A pesar de todos los cerrojos, la naturaleza huidiza de la literatura –aún en la descripción realista organizada con la ilusión de eludir la posibilidad de la muerte–, abre el juego a un resto semántico que está más allá de la palabra y que al decir de Derrida no puede expresarse en el revelar del logos –puesto que se ha instituido como represión–, pero sin embargo alude, acaricia. ¿Cuál es ese resto excluido y amenazante que el escritor busca a pesar de su potencial homicida?

Sangre y letra

La literatura avanza nombrando, refiriendo. Ahora bien, si para cada ser hay un referido que le es inherente, ¿cómo nombrar esa defección del lenguaje que se niega a toda referencia?

Como el instante indecible que separa a la vida de la muerte, así se abren las dos mitades de un universo que aún teniendo que ver con nosotros, nos retacea una parte, la mitad sintiente que ha sacrificado la osificación del lenguaje. Podríamos decir, pues, que donde se agota la palabra comienza la vida, una vida que se niega al exilio y merodea los arcanos del lenguaje para dejar testimonio de un saber que a pesar de su exoneración, nos pertenece. El “mentalés” de Fodor y “lalangue” de Lacan refieren un estadio en que el lenguaje del niño aún no ha sufrido los daños de esa partición. Pero el desalojo es inevitable, más aún: es el requisito para ser normal. De ese modo hay un saber que queda soldado para siempre y se atrofian nuestros vínculos con el mundo[5]. Vivir es, pues, avenirse al padecimiento de esa amputación a la que somos compelidos si queremos sobrevivir; el que no transa, muere o se vuelve loco.

Para el escritor, este es un brete psicotizante. Un poema es la escritura de algo que ya sabíamos, el retumbo de un yo primitivo que ha quedado prisionero de una vastedad que está más allá de todo pensamiento posible; y la palabra, el único instrumento del escritor, lo expresa a medias y se convierte en una obsesión que también puede terminar en la locura o la muerte. Mi obra me come –dice Cocteau–, y mientras ella vive, yo muero. Pero a pesar de las muchas advertencias y de los antecedentes, la vocación literaria no puede ser silencio, papel en blanco: “callarse significa también morir”[6].

Tal vez quien mejor ha resumido este enigma irresoluble, haya sido Vincent Van Gogh, pintor pero también escritor de una profuso epistolario: “Mi trabajo, arriesgo la vida en él y casi he perdido la razón por su causa… Pero ¿qué querés?”

Publicado en 2003 en el Nº 2 de la Revista Mal Estar


[1] En una amplia revisión biográfica realizada por Wittkower en el mundo de la pintura, sólo encuentra catorce casos de suicidios en cuatrocientos cincuenta años, de 1350 a 1800: cinco en Italia y nueve en el norte de Europa.
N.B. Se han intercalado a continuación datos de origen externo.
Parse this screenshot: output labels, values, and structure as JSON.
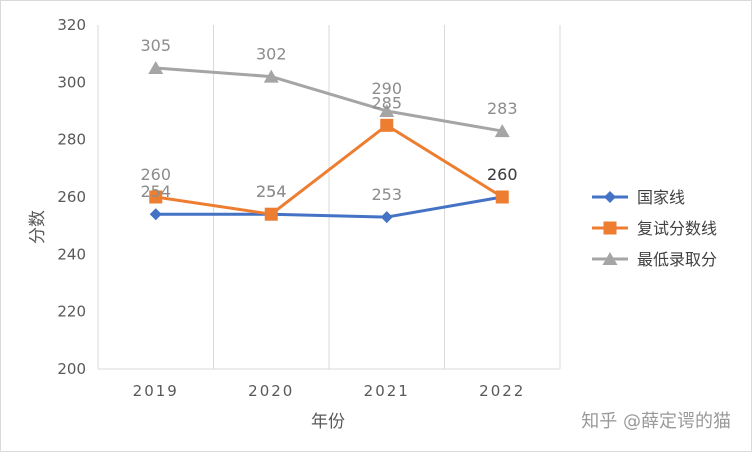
{
  "chart_data": {
    "type": "line",
    "categories": [
      "2019",
      "2020",
      "2021",
      "2022"
    ],
    "xlabel": "年份",
    "ylabel": "分数",
    "ylim": [
      200,
      320
    ],
    "yticks": [
      200,
      220,
      240,
      260,
      280,
      300,
      320
    ],
    "grid": "vertical",
    "legend_position": "right",
    "series": [
      {
        "name": "国家线",
        "values": [
          254,
          254,
          253,
          260
        ],
        "color": "#4472c4",
        "marker": "diamond",
        "labels": [
          "254",
          "254",
          "253",
          "260"
        ]
      },
      {
        "name": "复试分数线",
        "values": [
          260,
          254,
          285,
          260
        ],
        "color": "#ed7d31",
        "marker": "square",
        "labels": [
          "260",
          "254",
          "285",
          "260"
        ]
      },
      {
        "name": "最低录取分",
        "values": [
          305,
          302,
          290,
          283
        ],
        "color": "#a5a5a5",
        "marker": "triangle",
        "labels": [
          "305",
          "302",
          "290",
          "283"
        ]
      }
    ]
  },
  "watermark": "知乎 @薛定谔的猫"
}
Excepto el caso de Schumann y el probable suicidio de Chaikovski, el universo de la música sólo tiene intentos frustrados. Nada comparable con la interminable lista de suicidios que azota a la literatura. (Philippe Brenot, Genio y locura, Ediciones B, Barcelona, 1998, p. 172)

[2] Maurice Blanchot, El paso (no)más allá, Paidós, Barcelona 1994, p. 31.

[3] George Steiner analiza y rastrea esta imposibilidad constitutiva de la filosofía tanto en Lenguaje y silencio como en Gramáticas de la creación. Julia Kristeva, por su parte, en Semiótica, Cap. “La palabra, el diálogo, la novela”, habla del carácter dogmático y “monológico” del discurso narrativo.

[4] Ver Roland Barthes, Ensayos críticos, Seix Barral, Argentina 2003, p. 219-225

[5] Ver León Rozitchner, Freud y los límites del individualismo burgués, uno de los libros más profundos que se hayan escrito sobre este tema.